About the "never-terminating parser": it turns out it actually terminates (in error) after several minutes computation (on that small input!). I'm investigating about what's wrong on my grammar...
Well, I would guess that the
WHATEVER: /[^\\r\\n]+/
Terminal is pretty challenging, since it means it has to try every variation of ANY TEXT.
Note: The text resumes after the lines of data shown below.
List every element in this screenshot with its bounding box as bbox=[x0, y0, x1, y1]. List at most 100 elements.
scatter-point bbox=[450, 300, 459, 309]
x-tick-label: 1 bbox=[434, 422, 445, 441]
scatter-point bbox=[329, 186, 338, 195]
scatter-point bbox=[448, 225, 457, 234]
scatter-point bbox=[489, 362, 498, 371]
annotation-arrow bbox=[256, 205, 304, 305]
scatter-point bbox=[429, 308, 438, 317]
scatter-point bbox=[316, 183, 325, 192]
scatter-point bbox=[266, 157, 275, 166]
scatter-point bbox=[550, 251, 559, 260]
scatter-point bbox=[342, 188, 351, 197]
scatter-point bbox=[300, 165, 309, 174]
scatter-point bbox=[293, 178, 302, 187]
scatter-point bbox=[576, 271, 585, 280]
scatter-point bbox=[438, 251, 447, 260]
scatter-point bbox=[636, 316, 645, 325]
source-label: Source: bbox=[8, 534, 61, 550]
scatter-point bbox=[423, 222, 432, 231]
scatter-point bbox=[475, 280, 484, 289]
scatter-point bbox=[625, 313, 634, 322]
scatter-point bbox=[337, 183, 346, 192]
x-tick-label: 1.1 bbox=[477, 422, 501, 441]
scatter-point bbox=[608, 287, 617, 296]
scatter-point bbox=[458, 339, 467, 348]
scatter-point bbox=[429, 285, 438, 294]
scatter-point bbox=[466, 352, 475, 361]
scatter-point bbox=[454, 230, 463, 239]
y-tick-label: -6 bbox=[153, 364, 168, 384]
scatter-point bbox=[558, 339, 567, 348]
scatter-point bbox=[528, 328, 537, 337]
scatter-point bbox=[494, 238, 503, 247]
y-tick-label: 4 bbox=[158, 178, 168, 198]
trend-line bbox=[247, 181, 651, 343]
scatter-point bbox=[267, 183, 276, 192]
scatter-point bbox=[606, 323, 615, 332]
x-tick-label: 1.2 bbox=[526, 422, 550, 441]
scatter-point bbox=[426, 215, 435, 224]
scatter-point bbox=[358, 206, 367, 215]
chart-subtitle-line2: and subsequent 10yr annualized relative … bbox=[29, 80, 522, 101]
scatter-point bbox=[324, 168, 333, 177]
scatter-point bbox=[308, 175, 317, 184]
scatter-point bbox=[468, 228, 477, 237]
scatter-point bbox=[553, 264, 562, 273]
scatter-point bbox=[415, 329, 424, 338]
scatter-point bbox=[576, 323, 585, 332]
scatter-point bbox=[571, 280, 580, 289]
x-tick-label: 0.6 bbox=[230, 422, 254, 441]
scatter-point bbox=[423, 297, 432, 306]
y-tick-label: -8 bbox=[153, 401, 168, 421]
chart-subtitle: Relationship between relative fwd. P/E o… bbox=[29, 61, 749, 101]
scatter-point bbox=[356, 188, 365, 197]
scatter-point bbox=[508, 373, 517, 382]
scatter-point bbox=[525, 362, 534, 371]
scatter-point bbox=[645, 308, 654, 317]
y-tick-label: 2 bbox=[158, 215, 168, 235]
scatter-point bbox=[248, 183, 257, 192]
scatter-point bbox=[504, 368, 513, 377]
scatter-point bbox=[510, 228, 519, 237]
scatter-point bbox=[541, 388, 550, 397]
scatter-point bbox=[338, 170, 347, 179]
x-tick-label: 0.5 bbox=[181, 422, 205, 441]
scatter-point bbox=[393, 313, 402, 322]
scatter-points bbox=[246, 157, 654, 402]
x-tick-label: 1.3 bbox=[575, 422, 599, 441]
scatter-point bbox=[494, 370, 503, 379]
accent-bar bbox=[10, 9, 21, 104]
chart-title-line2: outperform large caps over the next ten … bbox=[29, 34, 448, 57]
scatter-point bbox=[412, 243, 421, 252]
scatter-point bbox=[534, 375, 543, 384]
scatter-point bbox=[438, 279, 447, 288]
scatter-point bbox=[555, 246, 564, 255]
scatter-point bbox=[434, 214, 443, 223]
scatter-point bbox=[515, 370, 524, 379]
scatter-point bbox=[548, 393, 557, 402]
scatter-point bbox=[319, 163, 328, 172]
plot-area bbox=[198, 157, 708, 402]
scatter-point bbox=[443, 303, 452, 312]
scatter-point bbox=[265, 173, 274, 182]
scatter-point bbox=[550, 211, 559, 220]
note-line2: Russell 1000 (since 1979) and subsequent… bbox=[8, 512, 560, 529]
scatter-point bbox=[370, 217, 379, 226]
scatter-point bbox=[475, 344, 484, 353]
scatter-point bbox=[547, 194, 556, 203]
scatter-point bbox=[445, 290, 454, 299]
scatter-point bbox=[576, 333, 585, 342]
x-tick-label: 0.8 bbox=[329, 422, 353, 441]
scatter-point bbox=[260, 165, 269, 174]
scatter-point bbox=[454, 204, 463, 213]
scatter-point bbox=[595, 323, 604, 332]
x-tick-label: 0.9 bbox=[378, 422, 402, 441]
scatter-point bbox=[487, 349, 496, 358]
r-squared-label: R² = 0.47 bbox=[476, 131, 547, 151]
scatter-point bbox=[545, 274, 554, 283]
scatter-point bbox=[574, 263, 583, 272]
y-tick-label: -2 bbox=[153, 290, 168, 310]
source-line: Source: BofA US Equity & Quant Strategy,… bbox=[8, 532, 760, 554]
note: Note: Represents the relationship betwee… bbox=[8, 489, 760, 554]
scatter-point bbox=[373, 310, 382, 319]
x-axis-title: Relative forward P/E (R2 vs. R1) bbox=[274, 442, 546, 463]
@erezsh Is there any recommendations on how to structure regexes to avoid inconsistent parsing? I've also run into a case where my tests will be "flaky" because they will fail every so often due to the regex
MOT: (/[a-zA-Z]+/i)+
TOKEN: (/[\w|\.|\:|\/]+/i)
will sometimes conflict and instead of outputting ASK
will output A
and SK
. is there a. way to ensure that the match will complete the word as a whole?
I am using the earley
parser
PS: I've seen in a issue #108 that we can use ~1..99 but this is not documented, can you comment on it's use? and how would you like to receive contributions? (Documentation wise)
Hi @sjolicoeur,
- The Earley parser should be consistent. If you have a grammar that parses differently each time and you can share it, please do.
- The best way to avoid that situation is by making the terminals unambiguous. That usually applies in two ways. The relevant one in this case, I think, is making it so that ["A", "SK"] won't be a correct interpretation. Which means avoiding structures like
TOKEN+
. - Yes, the range operator is new, so I didn't get the chance to document it yet. I'll be very happy to receive documentation contributions.
Feel free to open a new issue, or to move the discussion to the newsgroup.
Hi @erezsh,
Thanks for the quick reply! concerning point 2. it is a regex, so the behavior I would expect would be for it to match till the end of the word, I even tried to add \W
in the hope it would also include the space.
That said, I tried add thing lexer="standard"
and it seems it. breaks my current grammar in many ways, I'll try to fix the errors and see if my tests pass
@erezsh I posted a test app that is close to my domain and presents some of the issues i encountered https://groups.google.com/forum/m/#!topic/lark-parser/_win328S65s
Yes, I can see the bug. Thanks for providing some code.
I've narrowed it down to this example:
from lark import Lark
grammar = """
start: (","|rest)+
rest: WORD+
WORD: /\w+(?=[ ,])/
%ignore " "
"""
parser = Lark(grammar)
tree = parser.parse("1code2 more words more and more 1code2 , bag of words key ")
print( tree.pretty() )
I'll try to figure it out when I have the time.